Jang F.M. Graat

All-round communicator
jang@jang.nl

Customer projects:

Course materials and delivery
Software documentation
Machine operator and sevice manuals
Marketing materials and websites
Custom content management
Conversion to FrameMaker

Volunteer projects:

Organizing international conferences
Creating a website without webmaster
Representing/supporting the profession
Developing standards (DITA)

Personal projects:

"DITA for Dummies" book
Various philosophy books
Writing a novel
DTD visualizer

JANG Communication

Projects  

Commercial and volunteer projects

Since I started my company in 1994, I have served customers in many different business domains. From consulting to writing manuals, from teaching programming skills to presenting about presentation skills, from Norway to Japan to South-Africa to Brazil.

Apart from serving customers, I have also devoted my time and ideas on a number of volunteer organizations for technical communication, for which I have organized conferences and designed websites, as well as serve on the board. I am a member of a number of committees involved in developing the DITA standard and getting it adopted by the industry. Apart from these more or less organized efforts, I am trying to get some of my own projects realized.

Some of my past, current and future projects, both commercial and not-for-profit, are briefly described below. If you want to hear more about a particular project, contact Jang.

Course development and delivery

In the first decade of my professional career, I have developed training materials for parallel programming and for several parallel processing applications. I have delivered these courses to customers all over Europe, the Americas, South Africa, the Middle East and the Far East.

My course materials have always been very illustrative and effective. My main goal in training has always been to make absolutely sure that a technical concept has become crystal-clear in the minds of my students. This is also true for the many presentations I have delivered at conferences around the world. The average customer rating of my training materials and delivery over the past 20+ years is 9 on a scale of 10.

Dynamic, effective websites

Websites of many volunteer organizations are horribly outdated, because the webmaster is a volunteer who has limited time and energy available to keep the website up to date. Crowd-driven websites quickly become a styling disaster as nobody sticks to the rules and spammers take over as soon as the site goes public.

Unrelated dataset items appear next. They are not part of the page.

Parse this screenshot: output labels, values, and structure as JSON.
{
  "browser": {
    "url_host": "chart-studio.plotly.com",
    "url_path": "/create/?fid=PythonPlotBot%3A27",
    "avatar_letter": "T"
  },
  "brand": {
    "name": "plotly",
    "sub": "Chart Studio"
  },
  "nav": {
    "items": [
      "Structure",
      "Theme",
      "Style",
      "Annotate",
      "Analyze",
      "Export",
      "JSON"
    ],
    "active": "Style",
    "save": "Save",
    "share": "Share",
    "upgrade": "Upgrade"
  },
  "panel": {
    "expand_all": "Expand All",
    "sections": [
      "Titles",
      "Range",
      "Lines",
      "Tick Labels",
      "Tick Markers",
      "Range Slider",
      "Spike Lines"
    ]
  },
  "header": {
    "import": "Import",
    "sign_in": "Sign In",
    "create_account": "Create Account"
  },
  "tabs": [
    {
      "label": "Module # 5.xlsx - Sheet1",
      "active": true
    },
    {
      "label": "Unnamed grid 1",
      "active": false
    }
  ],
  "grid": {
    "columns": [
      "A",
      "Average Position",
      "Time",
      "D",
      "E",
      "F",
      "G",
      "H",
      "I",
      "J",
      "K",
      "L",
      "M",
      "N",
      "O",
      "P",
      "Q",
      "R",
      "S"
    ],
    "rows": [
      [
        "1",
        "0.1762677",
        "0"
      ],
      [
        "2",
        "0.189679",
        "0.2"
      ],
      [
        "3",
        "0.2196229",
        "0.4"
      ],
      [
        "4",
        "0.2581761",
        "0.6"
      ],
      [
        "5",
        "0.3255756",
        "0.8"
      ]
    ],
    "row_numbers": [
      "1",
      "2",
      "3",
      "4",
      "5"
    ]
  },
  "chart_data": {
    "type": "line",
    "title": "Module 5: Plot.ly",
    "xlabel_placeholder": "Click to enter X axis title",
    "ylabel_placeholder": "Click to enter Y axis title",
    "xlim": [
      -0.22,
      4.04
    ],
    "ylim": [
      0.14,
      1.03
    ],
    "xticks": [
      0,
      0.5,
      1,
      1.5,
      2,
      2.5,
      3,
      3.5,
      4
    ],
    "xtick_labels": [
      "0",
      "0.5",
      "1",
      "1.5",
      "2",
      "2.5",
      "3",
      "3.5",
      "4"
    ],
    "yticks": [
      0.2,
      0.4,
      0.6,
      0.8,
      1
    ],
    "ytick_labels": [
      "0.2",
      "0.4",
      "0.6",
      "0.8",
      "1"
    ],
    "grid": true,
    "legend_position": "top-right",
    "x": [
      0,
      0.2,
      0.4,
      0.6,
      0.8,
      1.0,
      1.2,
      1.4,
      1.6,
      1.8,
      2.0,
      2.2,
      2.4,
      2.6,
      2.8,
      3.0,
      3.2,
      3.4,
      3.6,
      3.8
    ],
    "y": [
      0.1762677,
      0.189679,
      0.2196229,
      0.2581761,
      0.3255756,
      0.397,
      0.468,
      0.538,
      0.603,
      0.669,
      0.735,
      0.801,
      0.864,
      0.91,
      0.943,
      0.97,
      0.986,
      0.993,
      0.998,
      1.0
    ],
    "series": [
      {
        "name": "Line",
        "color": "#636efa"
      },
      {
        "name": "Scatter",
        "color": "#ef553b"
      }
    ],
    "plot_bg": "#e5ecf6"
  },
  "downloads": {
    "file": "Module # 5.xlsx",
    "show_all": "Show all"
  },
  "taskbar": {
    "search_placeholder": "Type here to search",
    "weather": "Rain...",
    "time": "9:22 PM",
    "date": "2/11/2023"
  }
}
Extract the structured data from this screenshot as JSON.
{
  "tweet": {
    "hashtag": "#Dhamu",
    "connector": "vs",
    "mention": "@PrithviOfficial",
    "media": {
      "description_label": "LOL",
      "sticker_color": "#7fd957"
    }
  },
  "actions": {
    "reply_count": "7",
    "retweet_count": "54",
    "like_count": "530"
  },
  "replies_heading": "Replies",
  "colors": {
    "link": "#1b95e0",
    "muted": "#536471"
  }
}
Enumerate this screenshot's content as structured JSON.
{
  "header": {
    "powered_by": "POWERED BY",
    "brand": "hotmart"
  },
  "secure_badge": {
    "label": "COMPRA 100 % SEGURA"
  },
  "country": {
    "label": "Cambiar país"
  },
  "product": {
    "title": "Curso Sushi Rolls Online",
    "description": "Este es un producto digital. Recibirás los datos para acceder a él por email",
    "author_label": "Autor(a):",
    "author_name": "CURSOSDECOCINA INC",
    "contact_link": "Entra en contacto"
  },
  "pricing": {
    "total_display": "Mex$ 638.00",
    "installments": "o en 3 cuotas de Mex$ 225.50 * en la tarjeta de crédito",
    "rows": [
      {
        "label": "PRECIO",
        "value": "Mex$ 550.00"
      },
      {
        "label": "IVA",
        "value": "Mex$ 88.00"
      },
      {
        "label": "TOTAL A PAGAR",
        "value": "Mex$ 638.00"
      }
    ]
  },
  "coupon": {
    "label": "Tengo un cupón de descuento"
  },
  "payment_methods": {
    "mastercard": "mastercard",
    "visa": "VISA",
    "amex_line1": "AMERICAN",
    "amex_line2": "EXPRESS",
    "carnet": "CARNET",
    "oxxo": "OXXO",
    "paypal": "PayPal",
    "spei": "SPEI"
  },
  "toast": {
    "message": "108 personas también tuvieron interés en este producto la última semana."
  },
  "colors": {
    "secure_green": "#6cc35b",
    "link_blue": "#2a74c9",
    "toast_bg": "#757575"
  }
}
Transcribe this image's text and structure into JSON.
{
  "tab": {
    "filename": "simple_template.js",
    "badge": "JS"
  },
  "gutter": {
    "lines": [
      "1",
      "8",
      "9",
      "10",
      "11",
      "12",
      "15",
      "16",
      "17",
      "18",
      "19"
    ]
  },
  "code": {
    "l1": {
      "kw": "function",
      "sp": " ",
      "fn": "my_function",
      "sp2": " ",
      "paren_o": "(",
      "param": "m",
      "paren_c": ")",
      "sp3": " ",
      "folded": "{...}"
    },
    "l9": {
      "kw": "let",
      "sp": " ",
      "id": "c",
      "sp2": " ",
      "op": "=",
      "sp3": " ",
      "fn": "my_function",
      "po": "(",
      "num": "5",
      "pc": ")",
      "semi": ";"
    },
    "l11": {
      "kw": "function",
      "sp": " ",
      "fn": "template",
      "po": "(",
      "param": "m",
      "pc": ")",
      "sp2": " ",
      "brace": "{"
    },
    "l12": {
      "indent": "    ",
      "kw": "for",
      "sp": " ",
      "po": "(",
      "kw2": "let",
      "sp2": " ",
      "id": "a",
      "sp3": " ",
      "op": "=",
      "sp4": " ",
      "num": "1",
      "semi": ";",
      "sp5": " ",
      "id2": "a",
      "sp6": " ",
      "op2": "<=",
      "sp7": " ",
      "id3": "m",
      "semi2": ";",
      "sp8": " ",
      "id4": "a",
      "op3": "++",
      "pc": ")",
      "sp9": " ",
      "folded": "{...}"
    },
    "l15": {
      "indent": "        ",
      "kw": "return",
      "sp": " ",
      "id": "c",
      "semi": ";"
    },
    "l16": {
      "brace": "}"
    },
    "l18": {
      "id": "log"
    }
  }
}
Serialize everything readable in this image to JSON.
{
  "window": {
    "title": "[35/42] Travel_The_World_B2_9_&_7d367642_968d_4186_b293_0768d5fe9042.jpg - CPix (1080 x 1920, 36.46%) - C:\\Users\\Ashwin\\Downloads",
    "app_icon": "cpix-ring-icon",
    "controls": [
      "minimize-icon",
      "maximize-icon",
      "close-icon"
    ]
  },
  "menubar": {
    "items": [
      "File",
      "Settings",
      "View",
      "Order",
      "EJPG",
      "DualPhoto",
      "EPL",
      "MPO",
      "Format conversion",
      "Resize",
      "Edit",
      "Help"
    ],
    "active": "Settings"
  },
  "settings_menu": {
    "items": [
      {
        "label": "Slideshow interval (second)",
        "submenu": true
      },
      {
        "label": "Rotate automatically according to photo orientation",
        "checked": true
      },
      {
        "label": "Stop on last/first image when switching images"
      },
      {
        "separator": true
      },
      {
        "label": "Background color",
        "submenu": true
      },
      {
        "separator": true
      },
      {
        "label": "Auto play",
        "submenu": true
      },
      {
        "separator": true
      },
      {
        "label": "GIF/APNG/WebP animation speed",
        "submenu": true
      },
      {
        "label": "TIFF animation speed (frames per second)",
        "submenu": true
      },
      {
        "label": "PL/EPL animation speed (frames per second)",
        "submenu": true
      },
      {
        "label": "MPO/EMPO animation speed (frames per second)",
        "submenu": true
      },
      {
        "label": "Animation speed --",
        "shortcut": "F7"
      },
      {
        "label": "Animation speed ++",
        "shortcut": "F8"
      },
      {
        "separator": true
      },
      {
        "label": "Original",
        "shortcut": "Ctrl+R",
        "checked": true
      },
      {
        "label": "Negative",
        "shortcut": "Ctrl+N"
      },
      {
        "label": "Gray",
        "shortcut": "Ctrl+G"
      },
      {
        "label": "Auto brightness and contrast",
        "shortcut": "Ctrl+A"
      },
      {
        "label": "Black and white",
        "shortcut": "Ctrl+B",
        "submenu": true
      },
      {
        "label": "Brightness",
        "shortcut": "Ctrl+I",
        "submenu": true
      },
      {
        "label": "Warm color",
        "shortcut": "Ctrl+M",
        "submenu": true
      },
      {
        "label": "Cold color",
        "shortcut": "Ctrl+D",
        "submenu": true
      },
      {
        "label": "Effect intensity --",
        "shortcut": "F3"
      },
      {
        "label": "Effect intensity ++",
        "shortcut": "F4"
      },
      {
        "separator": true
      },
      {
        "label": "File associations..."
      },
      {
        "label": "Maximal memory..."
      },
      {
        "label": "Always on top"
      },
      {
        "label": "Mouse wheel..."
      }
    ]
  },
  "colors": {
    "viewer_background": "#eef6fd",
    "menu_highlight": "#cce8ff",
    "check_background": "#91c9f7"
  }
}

I created an ASP-XML driven website for an STC chapter which addressed all the above issues effectively. While input for the site could easily be entered via an HTML form, the entered data was automatically checked for completeness and correctness, stripped of any illegal formatting or code snippets, before it became visible in the right categories and pages of the website. But not before a validator had received an e-mail with a link to the new content, opened the preview and ticked a checkbox to allow the material to be published. For news items and job openings, the info disappeared automatically after the expiration date. Effectively, there was no webmaster and the site thrived and won an STC award.

Custom content management system

Commercial content management systems are pretty expensive, and often contain many features that a particular customer does not really need. My customers typically have small documentation teams or even a single person responsible for all documentation. With this small scale comes the small budget, which does not allow the purchase of a luxurious CMS or the time budget to get an open source CMS integrated with their documentation production environment.

For a couple of customers, I have succesfully created a DITA-inspired custom CMS, which allows the authors to work in the FrameMaker editor they already know, while easing them into the world of structured authoring and reuse. Using standard available plug-ins and scripting, I hide all the technical details and minimize the hassle of reuse. Each custom CMS has its own particular characteristics, as each customer has their own particular documentation process.

This approach has effectively brought the production time of new product documentation down dramatically, without the high money or time investment of a luxurious or open source CMS and without disrupting the documentation production processes that are already in place - at least not disrupting them more than is absolutely necessary to reach an effective solution for documentation component reuse.